Intel-Aktie: Das Comeback des Jahrzehnts?

Intel profitiert von einer strategischen Fertigungspartnerschaft mit Tesla und einer erweiterten Kooperation mit Google Cloud. Analysten sehen erhebliches Aufwärtspotenzial für die Aktie.

Auf einen Blick:
  • Google Cloud weitet Partnerschaft mit Intel aus und nutzt weiterhin Xeon-Prozessoren für KI-Infrastruktur
  • Intel Foundry Services gewinnt Tesla als potenziellen Kunden für die Chip-Fertigung autonomer Fahrzeuge
  • Gespräche mit Amazon und Google über erweiterte Chip-Packaging-Dienste laufen
  • Analyst sieht Kursziel von 93 Dollar bei Strong-Buy-Einstufung

Jahrelang war Intel das, was man nonchalant einen „Sanierungsfall“ nennt. Zu viel investiert, zu wenig verdient, zu spät dran. Doch nun häufen sich die Meldungen, und zwar so schnell, dass man kaum hinterherkommt.

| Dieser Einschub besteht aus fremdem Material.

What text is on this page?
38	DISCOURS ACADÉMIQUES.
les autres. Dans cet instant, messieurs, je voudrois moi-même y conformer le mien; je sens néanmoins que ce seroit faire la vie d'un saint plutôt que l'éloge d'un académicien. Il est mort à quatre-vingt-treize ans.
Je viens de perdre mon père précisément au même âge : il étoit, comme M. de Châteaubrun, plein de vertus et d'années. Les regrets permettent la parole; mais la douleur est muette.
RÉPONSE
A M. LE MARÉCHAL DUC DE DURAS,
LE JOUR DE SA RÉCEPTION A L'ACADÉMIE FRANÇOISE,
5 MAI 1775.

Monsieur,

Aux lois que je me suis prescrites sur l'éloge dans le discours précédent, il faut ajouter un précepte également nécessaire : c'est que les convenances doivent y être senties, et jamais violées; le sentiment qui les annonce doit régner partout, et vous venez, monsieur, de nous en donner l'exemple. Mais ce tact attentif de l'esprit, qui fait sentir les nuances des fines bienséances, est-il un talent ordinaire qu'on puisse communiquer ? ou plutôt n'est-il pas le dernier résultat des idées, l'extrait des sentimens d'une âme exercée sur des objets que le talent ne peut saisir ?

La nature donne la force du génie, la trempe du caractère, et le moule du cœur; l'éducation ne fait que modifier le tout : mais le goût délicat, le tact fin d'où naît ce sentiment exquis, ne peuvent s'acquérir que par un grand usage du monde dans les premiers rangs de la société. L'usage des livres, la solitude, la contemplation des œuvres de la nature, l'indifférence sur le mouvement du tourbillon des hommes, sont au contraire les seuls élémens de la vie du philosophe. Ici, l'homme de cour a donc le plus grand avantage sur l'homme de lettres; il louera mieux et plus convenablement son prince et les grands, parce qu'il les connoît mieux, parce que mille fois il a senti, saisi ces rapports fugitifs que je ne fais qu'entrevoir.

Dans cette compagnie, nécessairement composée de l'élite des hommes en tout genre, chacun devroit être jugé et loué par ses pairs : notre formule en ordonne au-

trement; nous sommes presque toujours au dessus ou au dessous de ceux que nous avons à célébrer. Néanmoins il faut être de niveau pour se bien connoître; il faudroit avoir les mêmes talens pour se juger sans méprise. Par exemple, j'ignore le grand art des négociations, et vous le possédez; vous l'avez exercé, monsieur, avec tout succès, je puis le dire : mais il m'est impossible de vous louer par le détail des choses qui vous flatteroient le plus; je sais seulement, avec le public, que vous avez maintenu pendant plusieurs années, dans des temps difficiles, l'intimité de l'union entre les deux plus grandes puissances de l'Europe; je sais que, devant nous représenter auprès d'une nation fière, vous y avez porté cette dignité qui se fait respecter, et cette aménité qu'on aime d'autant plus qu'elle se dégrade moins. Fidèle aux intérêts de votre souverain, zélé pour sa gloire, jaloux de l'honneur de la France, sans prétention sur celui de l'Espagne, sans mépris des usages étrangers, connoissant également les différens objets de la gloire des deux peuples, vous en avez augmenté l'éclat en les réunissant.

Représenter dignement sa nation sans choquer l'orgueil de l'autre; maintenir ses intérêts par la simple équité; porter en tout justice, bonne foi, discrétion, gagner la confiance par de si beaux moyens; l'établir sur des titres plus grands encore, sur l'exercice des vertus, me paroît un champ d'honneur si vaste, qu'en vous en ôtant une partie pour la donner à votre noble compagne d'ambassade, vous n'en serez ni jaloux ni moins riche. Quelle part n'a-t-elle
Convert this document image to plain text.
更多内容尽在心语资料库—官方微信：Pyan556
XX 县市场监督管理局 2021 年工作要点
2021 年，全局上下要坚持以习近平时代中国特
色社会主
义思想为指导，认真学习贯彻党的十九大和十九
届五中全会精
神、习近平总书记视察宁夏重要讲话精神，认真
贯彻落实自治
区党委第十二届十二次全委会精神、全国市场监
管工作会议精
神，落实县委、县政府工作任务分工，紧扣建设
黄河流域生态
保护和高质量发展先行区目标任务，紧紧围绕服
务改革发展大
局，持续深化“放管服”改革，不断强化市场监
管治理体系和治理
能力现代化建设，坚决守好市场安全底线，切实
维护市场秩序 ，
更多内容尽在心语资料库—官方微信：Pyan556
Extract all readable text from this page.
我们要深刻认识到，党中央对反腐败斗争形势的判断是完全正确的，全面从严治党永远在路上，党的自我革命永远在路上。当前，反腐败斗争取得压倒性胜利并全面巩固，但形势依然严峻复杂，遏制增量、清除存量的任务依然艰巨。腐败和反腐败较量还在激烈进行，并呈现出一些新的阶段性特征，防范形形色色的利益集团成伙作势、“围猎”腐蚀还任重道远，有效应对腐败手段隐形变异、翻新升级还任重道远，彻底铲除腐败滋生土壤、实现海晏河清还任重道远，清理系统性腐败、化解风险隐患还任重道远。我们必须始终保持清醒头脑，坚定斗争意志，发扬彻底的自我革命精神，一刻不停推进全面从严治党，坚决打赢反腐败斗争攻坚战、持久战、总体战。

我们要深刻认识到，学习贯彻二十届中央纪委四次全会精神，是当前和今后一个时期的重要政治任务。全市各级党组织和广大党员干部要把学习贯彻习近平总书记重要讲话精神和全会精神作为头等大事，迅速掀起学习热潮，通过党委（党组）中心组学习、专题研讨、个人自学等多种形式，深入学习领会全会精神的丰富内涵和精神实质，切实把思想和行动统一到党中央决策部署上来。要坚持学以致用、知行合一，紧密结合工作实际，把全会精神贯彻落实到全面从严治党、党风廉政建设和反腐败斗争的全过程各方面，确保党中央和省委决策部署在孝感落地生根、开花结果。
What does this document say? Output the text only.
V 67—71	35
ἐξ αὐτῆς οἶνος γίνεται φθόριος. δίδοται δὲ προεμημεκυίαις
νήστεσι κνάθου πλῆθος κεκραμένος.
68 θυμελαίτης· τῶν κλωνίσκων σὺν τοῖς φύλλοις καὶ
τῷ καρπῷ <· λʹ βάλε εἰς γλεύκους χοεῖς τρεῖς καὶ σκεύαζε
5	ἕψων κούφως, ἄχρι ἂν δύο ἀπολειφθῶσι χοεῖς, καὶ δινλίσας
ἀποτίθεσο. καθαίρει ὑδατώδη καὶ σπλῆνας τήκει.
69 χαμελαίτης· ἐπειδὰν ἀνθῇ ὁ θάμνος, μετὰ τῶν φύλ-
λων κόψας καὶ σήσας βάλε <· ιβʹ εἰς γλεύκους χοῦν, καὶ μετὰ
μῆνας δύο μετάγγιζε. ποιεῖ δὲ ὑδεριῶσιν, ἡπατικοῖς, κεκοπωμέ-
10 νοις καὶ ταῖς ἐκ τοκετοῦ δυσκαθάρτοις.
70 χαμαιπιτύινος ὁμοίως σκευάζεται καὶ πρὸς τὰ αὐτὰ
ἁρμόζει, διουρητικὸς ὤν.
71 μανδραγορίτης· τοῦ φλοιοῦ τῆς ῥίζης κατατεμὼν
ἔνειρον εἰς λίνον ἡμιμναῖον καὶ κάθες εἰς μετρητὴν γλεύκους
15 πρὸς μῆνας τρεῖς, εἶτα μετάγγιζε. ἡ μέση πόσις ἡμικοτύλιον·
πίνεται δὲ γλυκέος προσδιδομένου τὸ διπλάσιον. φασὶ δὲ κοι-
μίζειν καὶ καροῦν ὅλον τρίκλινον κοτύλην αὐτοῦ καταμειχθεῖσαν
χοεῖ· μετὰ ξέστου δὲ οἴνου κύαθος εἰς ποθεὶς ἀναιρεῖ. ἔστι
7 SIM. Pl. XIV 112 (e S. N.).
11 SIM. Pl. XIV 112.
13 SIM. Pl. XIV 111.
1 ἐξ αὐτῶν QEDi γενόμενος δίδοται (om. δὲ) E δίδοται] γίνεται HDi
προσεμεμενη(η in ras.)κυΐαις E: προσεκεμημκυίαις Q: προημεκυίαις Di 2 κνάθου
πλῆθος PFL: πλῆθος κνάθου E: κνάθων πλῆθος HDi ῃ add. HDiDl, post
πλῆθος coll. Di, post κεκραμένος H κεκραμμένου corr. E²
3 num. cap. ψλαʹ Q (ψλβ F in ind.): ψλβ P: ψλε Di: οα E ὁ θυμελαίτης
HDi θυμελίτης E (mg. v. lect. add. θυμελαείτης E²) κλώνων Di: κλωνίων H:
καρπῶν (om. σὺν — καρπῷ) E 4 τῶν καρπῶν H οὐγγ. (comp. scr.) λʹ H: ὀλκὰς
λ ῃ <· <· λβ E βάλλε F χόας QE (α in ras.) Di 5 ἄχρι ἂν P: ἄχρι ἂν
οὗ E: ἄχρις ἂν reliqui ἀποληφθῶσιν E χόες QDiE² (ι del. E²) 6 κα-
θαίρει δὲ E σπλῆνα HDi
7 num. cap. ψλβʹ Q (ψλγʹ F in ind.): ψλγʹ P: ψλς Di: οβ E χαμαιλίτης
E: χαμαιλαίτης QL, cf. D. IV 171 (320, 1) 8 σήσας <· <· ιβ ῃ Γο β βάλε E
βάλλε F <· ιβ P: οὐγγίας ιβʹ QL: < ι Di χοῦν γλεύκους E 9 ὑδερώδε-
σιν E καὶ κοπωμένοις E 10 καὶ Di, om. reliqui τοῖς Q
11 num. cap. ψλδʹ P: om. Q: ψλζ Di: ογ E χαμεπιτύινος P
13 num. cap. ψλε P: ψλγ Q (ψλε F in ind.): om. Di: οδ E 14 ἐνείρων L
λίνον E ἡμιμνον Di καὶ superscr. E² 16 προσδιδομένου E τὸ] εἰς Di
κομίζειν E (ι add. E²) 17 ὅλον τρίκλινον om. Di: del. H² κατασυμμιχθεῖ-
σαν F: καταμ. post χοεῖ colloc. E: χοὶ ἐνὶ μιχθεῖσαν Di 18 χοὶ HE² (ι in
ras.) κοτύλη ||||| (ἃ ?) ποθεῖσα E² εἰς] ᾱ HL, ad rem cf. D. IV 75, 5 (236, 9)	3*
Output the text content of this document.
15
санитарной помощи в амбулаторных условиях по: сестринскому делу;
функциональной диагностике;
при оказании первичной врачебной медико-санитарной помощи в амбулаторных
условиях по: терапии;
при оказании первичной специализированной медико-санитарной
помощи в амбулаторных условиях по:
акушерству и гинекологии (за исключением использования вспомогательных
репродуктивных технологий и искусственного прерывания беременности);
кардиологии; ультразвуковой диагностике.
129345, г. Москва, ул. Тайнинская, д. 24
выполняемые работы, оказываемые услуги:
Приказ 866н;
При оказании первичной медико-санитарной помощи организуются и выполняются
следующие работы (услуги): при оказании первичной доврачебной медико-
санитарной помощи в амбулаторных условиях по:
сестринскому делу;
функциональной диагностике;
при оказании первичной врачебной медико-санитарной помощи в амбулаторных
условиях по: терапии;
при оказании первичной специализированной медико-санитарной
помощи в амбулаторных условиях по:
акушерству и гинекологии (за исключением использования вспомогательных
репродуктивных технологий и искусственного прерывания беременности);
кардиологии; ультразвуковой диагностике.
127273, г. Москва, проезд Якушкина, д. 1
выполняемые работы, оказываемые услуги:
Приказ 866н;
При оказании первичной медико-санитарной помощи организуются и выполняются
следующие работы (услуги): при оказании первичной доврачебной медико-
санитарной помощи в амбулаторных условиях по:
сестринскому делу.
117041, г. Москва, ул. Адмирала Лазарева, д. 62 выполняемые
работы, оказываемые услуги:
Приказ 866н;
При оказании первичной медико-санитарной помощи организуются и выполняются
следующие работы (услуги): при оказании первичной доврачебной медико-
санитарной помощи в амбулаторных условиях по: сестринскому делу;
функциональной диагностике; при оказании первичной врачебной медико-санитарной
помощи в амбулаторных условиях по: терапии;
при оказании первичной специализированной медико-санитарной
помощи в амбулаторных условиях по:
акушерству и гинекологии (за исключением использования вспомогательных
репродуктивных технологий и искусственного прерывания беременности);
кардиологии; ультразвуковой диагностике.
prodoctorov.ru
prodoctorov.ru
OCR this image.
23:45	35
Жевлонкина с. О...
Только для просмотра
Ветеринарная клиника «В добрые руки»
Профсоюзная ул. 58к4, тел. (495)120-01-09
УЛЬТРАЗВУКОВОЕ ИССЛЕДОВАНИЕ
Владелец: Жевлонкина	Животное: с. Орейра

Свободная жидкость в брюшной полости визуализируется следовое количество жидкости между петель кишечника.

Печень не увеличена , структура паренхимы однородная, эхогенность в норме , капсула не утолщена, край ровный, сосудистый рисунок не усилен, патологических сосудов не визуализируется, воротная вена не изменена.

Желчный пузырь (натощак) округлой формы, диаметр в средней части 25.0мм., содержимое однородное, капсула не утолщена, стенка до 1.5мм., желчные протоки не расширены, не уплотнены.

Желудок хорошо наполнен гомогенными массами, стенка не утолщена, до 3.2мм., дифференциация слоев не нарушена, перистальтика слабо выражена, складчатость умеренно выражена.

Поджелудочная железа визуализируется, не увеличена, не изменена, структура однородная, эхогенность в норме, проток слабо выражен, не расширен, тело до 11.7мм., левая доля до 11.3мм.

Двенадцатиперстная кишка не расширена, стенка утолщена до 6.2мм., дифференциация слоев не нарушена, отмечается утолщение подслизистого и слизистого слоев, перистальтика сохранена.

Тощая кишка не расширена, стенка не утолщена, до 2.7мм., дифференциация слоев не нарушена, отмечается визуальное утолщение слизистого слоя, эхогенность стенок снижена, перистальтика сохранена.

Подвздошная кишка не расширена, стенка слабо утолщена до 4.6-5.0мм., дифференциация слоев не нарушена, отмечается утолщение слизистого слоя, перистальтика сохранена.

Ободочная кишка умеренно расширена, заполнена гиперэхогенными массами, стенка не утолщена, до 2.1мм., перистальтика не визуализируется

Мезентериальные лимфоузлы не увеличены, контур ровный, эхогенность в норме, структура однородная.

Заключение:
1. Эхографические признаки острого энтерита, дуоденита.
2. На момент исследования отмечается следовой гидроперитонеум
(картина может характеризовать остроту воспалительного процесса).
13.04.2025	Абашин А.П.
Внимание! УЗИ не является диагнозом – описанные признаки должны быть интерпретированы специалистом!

Zunächst die Google-News: Google Cloud und Intel haben ihre Partnerschaft ausgeweitet. Google wird weiterhin Intels Xeon-Prozessoren nutzen, darunter die neuesten Xeon-6-Chips, für KI-, Cloud- und Inferencing-Aufgaben. Dazu kommt die gemeinsame Entwicklung von Custom Infrastructure Processing Units, kurz IPUs. Diese Partnerschaft läuft bereits seit 2021, wird nun aber auf ASIC-basierte IPUs ausgedehnt. Intel-Chef Lip-Bu Tan brachte es so auf den Punkt: „KI skalieren erfordert mehr als Beschleuniger, es erfordert ausgewogene Systeme.“ CPUs und IPUs seien dabei zentral.

Soweit, so solide. Doch die eigentlich spannende Nachricht kommt von woanders.

Elon Musk als Retter? Fast.

Intel Foundry Services, bislang eher als Kapitalvernichter bekannt, könnte durch eine Partnerschaft mit Tesla zum Wachstumstreiber werden. Musk hatte Anfang 2026 die sogenannte „Terafab“ angekündigt, eine hauseigene Halbleiterfabrik für Tesla und SpaceX. Nun soll Intel die Fertigung übernehmen, also Design, Fabrikation und Packaging für Chips, die Robotaxis, Optimus-Roboter und SpaceX-Satelliten antreiben sollen.

Konkret: Tesla plant, die Volumenproduktion des AI5-Chips Mitte 2027 zu starten, der AI6 soll Ende 2027 folgen. Das könnte zeitlich mit Intels 18A- oder 14A-Prozessknoten zusammenpassen. Intels 14A soll 2028 in die Risikoproduktion gehen, 2029 in die Massenproduktion. Ob das alles so klappt, ist offen, denn Tesla hat historisch gesehen eine gewisse Flexibilität bei vollmundig angekündigten Zeitplänen gezeigt.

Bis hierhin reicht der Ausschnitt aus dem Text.